The most advanced vaccine candidate against dengue fever could prevent many deaths, its developers say. But some experts warn that the substance could even make things worse rather than effectively treat it.
"We are on course to make dengue the next vaccine-preventable disease," John Shiver, senior vice president for research and development at Sanofi Pasteur, told the press.
The French pharmaceutical company's vaccine division celebrated the results of a phase III clinical trial in Asia that were published in "the Lancet" Friday.
The substance, called CYD-TDV, showed an efficacy of 56.5 percent against dengue infections in children aged 2 to 14.
"That is much less than we would have hoped," Annelies Wilder-Smith, researcher at Nanyang Technological University in Singapore, told DW.
Wilder-Smith was involved in an earlier phase of developing the potential vaccine, but not in the recent phase III study. "We would have hoped for more than 90 percent efficacy," she added.
But it is worth appreciating the mere fact that a phase III trial for a vaccine against dengue was done at all, Wilder-Smith said.
Phase III is the final and most expensive part in vaccine development and occurs before a company can attempt to register a vaccine and bring it to the market. Only the most advanced vaccine candidates reach this phase. For dengue fever, the CYD-TDV trial was the first phase III vaccine trial.
"We waited a long time on the results of this study," Jonas Schmidt-Chanasit, head of the virus diagnostics department at Bernhard-Nocht Institute for tropical Medicine in Hamburg, told DW.
The good news, he said, is that the vaccine is safe - there are no adverse effects. "The efficacy of the vaccine, though, has to be regarded with suspicion," he added
Good and bad news
An efficacy of 56.5 percent means could roughly halve the number of dengue infections. More important, the trial showed that the vaccine reduced the number of severe dengue cases by 88.5 percent.
Each year, an estimated 500,000 people fall ill with severe dengue - called dengue hemorrhagic fever - and require hospitalization. Dengue can lead to death and many of those who suffer from it are children.
"This candidate vaccine has the potential to have a significant impact on public health in view of the high disease burden in endemic countries," said Maria Rosario Capeding from the Research Institute for Tropical Medicine in the Philippines, lead author of the study.
"If we can reduce 50 percent of the world's dengue infections, that in itself is already a breakthrough," Wilder-Smith agreed.
Schmidt-Chanasit, though, warned the treatment could not be regarded as a complete success: The protection is not equally good for all four subtypes of dengue viruses, and that could be dangerous.
Not all dengue viruses are equal
The four subtypes of the dengue, called serotype 1, 2, 3 and 4, co-exist in endemic countries. People may get infected with each one of them during their life. If somebody has developed immunity against one serotype, there is no protection against the other three.
Sanofi Pasteur's vaccine protects quite well against serotypes 3 and 4 with an efficacy of 75 percent. Protection against serotype 1 is 50 percent while against serotype 2 it is only 35 percent effective.
A disappointing result, Wilder-Smith said, adding that in many parts of the world serotype 2 is the most frequent dengue type.
A dangerous scenario?
Chances are, the vaccine could even worsen the situation in dengue-endemic countries, Schmidt-Chanasi said: "It could be a bottleneck." Vaccination could push back several dengue subtypes, but strengthen the one against which protection is low.
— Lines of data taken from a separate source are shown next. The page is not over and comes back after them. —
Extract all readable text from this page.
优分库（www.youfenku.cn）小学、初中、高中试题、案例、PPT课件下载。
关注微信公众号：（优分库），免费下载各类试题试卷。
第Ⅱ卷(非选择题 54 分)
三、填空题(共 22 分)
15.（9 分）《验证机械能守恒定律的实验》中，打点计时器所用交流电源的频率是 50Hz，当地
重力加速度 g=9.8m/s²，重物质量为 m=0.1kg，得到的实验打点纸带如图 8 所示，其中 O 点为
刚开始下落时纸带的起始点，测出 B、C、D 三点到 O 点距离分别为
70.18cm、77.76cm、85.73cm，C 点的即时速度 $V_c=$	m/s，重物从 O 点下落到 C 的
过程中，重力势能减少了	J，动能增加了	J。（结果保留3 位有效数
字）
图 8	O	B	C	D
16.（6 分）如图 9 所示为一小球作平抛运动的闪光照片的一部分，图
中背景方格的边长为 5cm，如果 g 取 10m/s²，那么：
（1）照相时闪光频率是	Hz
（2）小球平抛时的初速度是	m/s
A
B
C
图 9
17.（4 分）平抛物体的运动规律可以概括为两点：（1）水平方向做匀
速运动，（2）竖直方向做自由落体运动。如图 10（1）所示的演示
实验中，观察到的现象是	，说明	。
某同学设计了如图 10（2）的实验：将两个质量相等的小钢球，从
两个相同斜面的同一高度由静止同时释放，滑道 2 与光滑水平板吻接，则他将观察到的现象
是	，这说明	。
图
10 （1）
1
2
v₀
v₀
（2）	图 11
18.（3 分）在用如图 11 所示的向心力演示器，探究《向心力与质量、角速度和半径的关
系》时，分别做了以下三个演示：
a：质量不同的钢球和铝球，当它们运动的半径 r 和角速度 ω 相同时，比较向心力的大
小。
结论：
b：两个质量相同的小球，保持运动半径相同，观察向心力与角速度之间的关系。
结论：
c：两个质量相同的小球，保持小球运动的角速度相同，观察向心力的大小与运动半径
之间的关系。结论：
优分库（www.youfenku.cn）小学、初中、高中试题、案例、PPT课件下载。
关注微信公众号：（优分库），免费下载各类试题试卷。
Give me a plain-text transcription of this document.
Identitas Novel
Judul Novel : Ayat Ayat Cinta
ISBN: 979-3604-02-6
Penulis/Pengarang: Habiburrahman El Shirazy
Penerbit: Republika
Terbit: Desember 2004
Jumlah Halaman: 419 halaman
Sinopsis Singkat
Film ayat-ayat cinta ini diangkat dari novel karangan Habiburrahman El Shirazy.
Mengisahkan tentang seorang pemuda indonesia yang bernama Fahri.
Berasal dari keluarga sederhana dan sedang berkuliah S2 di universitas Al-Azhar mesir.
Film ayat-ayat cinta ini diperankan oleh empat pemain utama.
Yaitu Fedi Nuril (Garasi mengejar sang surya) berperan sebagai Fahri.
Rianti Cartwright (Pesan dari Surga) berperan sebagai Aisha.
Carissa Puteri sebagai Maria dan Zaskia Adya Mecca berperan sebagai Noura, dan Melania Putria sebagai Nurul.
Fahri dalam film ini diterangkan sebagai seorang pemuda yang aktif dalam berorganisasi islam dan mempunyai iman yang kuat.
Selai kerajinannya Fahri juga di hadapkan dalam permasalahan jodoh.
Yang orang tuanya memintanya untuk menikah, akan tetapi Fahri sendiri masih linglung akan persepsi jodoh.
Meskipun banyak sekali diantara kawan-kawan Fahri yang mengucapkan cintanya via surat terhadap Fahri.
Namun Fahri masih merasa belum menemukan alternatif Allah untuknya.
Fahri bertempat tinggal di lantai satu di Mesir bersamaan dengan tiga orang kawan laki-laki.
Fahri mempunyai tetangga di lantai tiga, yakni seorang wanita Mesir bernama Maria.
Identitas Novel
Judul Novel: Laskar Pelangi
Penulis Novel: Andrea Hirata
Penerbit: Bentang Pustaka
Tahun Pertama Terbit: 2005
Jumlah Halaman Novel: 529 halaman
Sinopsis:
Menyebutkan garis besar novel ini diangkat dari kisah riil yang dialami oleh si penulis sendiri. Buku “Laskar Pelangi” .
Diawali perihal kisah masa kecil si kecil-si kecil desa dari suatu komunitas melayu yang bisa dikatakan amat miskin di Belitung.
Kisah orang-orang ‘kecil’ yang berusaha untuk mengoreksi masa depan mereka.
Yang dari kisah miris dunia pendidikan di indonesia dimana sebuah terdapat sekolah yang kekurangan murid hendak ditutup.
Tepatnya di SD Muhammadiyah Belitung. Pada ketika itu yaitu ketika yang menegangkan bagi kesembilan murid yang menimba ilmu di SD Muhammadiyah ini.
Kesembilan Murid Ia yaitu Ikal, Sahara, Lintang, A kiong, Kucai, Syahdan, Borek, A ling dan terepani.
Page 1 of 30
According to Schmidt-Chanasi, "that would create a huge problem." If somebody has high immunity against several subtypes, but gets infected with another type, the course of disease is more severe than in people without any immunity at all due to a phenomenon called antibody-dependent enhancement, he explained.
Wilder-Smith, however, did not agree.
"Many scientists and doctors have been taught that antibody-dependent enhancement happens when there is an imbalanced antibody-response," she said. "That is a theoretical concern that so far has not been shown."
She added that the data from this clinical trial rather showed the opposite.
"Even if it protects only against [serotypes] 1,3 and 4, it will probably still protect against more severe disease of all serotypes," she said.
Much more work to come
Wilder-Smith said it is important to have a longer observation time. All children vaccinated in this clinical trial will remain under close monitoring for at least three more years.
In the part of Asia where the trial took place serotype 2 is not very prevalent. That is why Schmidt-Chanasit was very "curious to see the data" from another clinical trial with the same vaccine candidate. This study is being done in Latin America and the Caribbean where serotype 2 is frequent. The results of this study will probably be available at the end of 2014.
But Schmidt-Chanasit said much effort and money has to be put into new drugs against dengue fever and into preventing mosquito bites.
"We cannot solve the dengue problem with a vaccine alone, especially not with this vaccine," he said.